Jump to: navigation, search
LED clock.jpg

When an Openmoko is sitting unused at night, turn it into an alarm clock with large 7-segment digits on a black background in landscape mode.

This differs from the regular clock in that it's intended to be readable from a distance or with unfocused eyes, similar to commercial LED alarm clocks.

Since it's not limited to a single-colour display, it can do a few neat things like changing colour to signify the hour before an alarm, or hue changing through night, or gradually brightening the whole display to simulate a dawn and provide gradual wake-up.
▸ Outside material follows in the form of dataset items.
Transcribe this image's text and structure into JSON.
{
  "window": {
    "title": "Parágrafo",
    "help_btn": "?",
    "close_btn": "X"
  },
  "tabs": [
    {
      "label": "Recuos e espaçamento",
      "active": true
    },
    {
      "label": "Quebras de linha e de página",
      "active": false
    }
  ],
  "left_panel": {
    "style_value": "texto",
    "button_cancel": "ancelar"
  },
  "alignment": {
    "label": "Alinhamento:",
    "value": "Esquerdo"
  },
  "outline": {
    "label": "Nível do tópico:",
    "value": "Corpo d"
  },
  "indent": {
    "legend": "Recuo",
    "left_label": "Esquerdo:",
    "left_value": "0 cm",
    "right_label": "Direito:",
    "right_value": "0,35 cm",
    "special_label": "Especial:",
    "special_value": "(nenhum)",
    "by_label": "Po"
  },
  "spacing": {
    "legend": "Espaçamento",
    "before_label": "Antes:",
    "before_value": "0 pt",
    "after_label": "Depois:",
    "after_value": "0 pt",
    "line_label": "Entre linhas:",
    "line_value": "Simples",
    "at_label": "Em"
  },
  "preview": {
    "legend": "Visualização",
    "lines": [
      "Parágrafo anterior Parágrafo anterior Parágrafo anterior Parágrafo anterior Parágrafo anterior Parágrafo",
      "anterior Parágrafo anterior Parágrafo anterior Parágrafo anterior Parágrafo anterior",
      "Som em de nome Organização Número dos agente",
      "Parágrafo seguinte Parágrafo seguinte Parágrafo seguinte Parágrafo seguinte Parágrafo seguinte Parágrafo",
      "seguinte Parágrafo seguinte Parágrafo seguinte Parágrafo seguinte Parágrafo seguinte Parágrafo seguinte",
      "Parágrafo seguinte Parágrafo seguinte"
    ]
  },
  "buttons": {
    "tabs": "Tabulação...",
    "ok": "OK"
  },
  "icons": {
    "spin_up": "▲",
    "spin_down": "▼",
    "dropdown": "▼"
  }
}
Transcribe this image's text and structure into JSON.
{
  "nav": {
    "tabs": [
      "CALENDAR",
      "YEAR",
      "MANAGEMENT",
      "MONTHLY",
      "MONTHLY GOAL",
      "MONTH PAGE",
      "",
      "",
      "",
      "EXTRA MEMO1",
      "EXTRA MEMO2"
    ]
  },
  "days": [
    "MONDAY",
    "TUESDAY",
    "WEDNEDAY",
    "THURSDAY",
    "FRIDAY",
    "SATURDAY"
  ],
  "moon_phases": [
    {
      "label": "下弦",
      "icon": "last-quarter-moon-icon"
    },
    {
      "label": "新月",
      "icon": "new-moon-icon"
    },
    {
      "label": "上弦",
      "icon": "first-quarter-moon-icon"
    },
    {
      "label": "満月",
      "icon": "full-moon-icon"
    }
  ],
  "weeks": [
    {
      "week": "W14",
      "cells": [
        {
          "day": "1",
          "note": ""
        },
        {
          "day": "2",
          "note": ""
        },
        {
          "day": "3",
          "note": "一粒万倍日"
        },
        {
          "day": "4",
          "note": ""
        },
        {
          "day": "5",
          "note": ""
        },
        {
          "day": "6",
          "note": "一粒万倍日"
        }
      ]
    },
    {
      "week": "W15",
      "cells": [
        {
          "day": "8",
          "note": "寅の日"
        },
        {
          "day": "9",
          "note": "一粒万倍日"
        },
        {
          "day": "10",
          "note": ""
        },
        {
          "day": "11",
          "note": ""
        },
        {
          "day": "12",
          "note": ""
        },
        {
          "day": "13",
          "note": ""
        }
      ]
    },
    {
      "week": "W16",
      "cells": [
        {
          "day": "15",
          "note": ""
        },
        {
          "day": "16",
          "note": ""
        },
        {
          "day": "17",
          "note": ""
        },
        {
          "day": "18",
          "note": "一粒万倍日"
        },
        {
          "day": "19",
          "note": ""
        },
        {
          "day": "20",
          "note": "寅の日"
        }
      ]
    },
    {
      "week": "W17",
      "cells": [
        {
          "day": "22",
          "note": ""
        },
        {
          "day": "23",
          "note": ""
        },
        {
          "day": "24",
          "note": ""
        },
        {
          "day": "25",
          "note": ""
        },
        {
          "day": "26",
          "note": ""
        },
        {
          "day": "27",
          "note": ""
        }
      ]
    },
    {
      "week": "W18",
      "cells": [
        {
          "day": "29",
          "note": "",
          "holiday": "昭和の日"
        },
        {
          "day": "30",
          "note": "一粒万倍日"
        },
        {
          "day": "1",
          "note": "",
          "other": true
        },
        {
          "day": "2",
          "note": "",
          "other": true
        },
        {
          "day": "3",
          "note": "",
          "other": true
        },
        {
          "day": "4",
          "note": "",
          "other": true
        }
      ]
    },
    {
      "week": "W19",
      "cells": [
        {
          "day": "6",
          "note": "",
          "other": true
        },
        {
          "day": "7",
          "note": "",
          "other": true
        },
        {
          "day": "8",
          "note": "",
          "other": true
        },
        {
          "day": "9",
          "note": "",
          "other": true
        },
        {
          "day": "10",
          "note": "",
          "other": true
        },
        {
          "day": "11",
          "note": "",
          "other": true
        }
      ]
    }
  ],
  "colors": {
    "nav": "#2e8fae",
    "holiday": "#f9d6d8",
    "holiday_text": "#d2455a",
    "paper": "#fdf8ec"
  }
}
This provides an alternative to having the OM sitting in normal desktop mode while in a bedroom at night (which is too much unwanted illumination for no purpose), and an alternative to putting it into sleep mode (make it do something useful, make it easier to find).

Contents

Installing

opkg file is now available at http://projects.openmoko.org/projects/ledclock/.

python file can now be found in svn

Build an opkg file out of the latest source

If you want to build the opkg yourself see "doc/notes" in svn.

Usage

Touch the right side of the screen to scroll through the 'menu' pages. It will automatically return to normal clock mode if you don't press anything for 5 seconds.

Page Actions Notes
Main page Touch anywhere to get to the menus Can someone tell me how to turn off the screensaver while this is running?
Alarm Non-functional this isn't an alarm clock (yet)
Colour Touch the screen to select a colour for the display List of colours is defined in an array "self.colours"
Brightness Touch top of screen to increase brightness, bottom of screen to decrease
Options Touch any option to toggle it Use 'rotate' option to go into landscape/portrait mode (this is done internally, not using the window manager).
Quit page Touch this page to exit the program Just calls sys.exit at the moment, can someone get it to close the window nicely?

To turn-off Openmoko's display blanking, add disable=1 to the [odeviced.idlenotifier] section of /etc/frameworkd.conf (in SHR). The device will need to be attached to a charger while acting as a clock, because it keeps the screen powered.

You may need to set screen brightness to minimum in Openmoko's settings, to prevent the 'black' regions of screen from being too bright.

Development

Hack away on whatever you want; let Ojw know if you need permissions to release files.

Due to some Subversion problems, I'm currently uploading each version of the source-code as a 'release' rather than using version-control.